La coldiretti ha stimato che sono circa 2,7 milioni di italiani ricorrono alla mensa per poveri

Per il Natale del 2023 non ci saranno regali per almeno sette milioni e mezzo di cittadini italiani, costretti a cambiare la destinazione dei loro fondi per altre spese più pressanti. Questo è quanto si rileva dallo studio Coldiretti/Ixè nel giorno di Natale. In questa data per tradizione si spacchettano i doni ai piedi dell’Albero. Per questi la spesa media è stata di 189 euro a persona, come viene riportato, “grazie pure al ‘tesoretto’ delle tredicesime”. L’indicatore più emergente della situazione di disagio economico in cui versano ancora troppe persone sono i 3.100.000 italiani che nel 2023 sono stati forzati a chiedere aiuto anche per consumare un pasto.

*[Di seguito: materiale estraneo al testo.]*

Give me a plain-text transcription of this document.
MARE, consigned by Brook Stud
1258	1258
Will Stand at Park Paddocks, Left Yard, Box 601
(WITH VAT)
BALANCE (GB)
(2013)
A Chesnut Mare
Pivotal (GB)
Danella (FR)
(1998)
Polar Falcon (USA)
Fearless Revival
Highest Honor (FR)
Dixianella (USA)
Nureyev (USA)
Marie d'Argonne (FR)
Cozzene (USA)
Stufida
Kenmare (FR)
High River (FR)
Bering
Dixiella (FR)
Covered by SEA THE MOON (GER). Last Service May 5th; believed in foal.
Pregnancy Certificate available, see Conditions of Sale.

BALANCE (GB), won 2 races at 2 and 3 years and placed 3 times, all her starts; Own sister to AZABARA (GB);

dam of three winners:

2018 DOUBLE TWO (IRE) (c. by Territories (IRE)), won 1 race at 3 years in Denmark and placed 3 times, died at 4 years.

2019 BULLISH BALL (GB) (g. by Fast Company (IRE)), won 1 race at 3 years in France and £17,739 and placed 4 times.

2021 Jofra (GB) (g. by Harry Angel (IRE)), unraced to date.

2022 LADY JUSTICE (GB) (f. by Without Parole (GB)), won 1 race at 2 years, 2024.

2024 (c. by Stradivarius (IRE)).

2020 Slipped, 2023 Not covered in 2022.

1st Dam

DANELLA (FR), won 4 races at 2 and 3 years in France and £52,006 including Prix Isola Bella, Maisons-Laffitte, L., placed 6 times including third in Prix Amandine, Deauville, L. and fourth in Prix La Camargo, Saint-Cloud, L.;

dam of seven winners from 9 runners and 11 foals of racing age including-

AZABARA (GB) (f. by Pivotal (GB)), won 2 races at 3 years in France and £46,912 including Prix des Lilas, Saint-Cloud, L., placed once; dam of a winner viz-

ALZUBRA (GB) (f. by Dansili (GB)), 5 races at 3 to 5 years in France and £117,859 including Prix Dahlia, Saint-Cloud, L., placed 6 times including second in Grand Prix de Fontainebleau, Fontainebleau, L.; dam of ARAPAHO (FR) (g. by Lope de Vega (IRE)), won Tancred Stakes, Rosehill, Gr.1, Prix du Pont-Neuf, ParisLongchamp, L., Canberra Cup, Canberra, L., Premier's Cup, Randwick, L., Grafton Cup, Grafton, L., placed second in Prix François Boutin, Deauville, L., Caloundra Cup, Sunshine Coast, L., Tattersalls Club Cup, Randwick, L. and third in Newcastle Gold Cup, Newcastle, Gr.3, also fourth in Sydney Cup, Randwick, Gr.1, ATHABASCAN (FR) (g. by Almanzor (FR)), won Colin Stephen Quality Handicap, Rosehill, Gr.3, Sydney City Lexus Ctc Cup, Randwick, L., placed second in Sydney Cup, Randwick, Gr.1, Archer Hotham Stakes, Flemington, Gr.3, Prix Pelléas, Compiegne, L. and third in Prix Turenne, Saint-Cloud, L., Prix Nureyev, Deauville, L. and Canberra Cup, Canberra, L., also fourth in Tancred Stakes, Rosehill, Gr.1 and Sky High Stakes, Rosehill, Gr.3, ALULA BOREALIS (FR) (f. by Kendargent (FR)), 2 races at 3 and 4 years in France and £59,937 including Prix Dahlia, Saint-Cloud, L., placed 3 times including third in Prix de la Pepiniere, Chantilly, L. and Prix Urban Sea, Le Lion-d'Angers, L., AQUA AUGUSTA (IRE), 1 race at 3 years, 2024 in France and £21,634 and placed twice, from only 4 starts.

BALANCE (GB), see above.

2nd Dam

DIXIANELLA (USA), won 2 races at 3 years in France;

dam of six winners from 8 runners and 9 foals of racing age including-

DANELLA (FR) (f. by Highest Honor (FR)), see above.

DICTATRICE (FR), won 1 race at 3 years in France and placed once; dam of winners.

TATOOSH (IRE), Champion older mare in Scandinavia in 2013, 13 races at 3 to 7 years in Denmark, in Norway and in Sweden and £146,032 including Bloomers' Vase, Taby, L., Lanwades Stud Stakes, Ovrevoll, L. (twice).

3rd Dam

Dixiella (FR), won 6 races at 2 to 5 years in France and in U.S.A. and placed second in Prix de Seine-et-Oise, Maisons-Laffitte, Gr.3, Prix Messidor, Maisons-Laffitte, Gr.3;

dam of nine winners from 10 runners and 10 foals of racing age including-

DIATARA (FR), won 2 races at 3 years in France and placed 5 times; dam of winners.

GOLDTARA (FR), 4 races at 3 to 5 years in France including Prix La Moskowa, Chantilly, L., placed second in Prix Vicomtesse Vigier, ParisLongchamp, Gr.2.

Una vera e propria emergenza sociale!

Come evidenzia la Coldiretti, questa è un’emergenza sociale, che vede il numero dei ragazzi sotto i quindici anni bisognosi di assistenza per il cibo alimentare che ha superato il livello di 630.000 unità, in effetti un quinto del totale di coloro che hanno bisogno di assistenza, cui devono essere aggiunti 356.000 anziani sopra i sessantacinque anni ma ci sono anche oltre 90.000 senza fissa dimora che vivono per strada, in asili di emergenza, in tende o addirittura in macchina e circa 34.000 disabili.

Un esercito di nuovi poveri!

E ancora, prosegue l’analisi, tra questi nuovi poveri ci sono anche persone che hanno perso il lavoro, piccoli commercianti o artigiani che sono stati costretti a chiudere, o gli impiegati nel settore sommerso che non usufruiscono di sussidi o aiuti pubblici e non hanno risparmi messi da parte, e tanti lavoratori a tempo determinato o con attività distrutte dallo scarto in alto dei costi dell’energia con il caro bollette. La maggior parte di coloro che hanno dovuto ricorrere agli aiuti alimentari, evidenzia lo studio, lo fa attraverso il ricevimento di pacchi alimentari che rispondono di più alle aspettative dei nuovi poveri chepreferiscono questa forma di sostegno in quanto si vergognano.